Oh one bit of confusion: say there was a 5 year pause between 2030 and 2035. Am I saying that in 2040, is the amount of AI progress the same as in a 2040 with no pause? No. Obviously the pause slowed down progress, the fastest progress is when people are working on AI at full speed from 2023 to 2040. But it does create a discontinuity : 2035 after the pause is a more interesting year than the “no pause” 2030-2035 period.
*the reason a network of separate models isn’t the same as an AGI is each model gets trained separately, and it would be illegal to train the models on information from when they were assembled into a system.
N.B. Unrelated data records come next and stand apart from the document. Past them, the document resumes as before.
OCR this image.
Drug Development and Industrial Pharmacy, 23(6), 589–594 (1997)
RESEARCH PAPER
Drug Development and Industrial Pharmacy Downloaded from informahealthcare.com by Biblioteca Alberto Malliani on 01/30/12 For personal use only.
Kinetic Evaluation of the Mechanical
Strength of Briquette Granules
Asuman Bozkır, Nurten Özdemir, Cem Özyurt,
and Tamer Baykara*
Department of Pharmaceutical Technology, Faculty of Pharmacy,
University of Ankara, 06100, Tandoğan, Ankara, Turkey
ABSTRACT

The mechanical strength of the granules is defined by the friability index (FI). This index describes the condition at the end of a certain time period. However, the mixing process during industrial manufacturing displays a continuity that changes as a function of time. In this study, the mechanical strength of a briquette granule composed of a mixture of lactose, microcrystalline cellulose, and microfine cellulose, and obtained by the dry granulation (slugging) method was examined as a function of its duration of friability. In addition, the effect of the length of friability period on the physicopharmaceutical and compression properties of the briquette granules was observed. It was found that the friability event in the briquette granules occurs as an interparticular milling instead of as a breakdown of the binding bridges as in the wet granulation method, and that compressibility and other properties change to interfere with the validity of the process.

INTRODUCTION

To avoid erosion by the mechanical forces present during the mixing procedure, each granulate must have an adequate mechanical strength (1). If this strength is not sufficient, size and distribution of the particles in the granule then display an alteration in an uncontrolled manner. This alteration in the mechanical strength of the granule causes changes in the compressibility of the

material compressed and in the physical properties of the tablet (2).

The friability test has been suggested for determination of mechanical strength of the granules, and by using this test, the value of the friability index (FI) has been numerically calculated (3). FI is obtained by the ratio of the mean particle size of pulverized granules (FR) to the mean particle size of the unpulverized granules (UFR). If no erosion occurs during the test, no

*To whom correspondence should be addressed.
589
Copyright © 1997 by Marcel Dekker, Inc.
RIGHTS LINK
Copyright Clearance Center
Each model has to remain static, validated on separate benches. And the models must operate in a human interpretable way, humans would have to be able to clearly understand both the input and output. This is how current autonomous car stacks, except comma.ai’s, already work. Assuming each model can be up to 10^26 flops—that’s quite a bit of headroom, probably easily enough to do a lot of “AGI” like things using a network of 10-100 subsystems, each under 10^26. The human brain works this way.
>But we don’t have to trust it, all that really matters is the aircraft carrier numbers, nothing else. As it turned out, the carrier was a hard counter to everything, even other carriers—the other ships in a carrier battle group are there to hunt submarines, supplement the carriers antiaircraft fire, and resupply the carriers.
This is not true. Carriers were powerful, yes, but also vulnerable. I point to the loss of Glorious and Samar as cases where they ended up under the guns of battleships and it didn’t go great, and frankly Samar should have been so much worse than it was. And sinking ships with airplanes is quite difficult. The total number of battleships sunk at sea by carrier planes? Two, and in both cases, it took a lot of planes.
More broadly, the growth of the American carrier fleet was because there was a war on, and any time there was a US-Japan war, the US was going to be building a lot of ships. There were a lot of carriers because carriers had reached the point of being genuinely useful (and could be built reasonably quickly, the main reason the battleship program was curtailed) but it wasn’t like the USN would have had 30+ fleet carriers in 1945 in a world with neither the treaties nor the war.
The intricacies of tradeoffs between WW2 ship classes could be argued, and was argued, for decades in books.
You’re correct that you can create a scenario where the carrier doesn’t always win, and in the confusion of ww2 sensors and communications those scenarios occasionally happened.
You’re correct that aerial weapons at the time were less effective against battleships.
I don’t think these exceptions change the basic idea that the chance of winning the pacific theater fleet battles is proportional to the number and effectiveness of the carrier launched aircraft you can field. So the total combat power of the USN in WW2 is mostly proportional to the carrier number, and the rate of increase is exactly the post overhang example asked for.
Note also overhang does not mean catch up. The timeline with an artificial pause always has less potential progress than the normal timeline.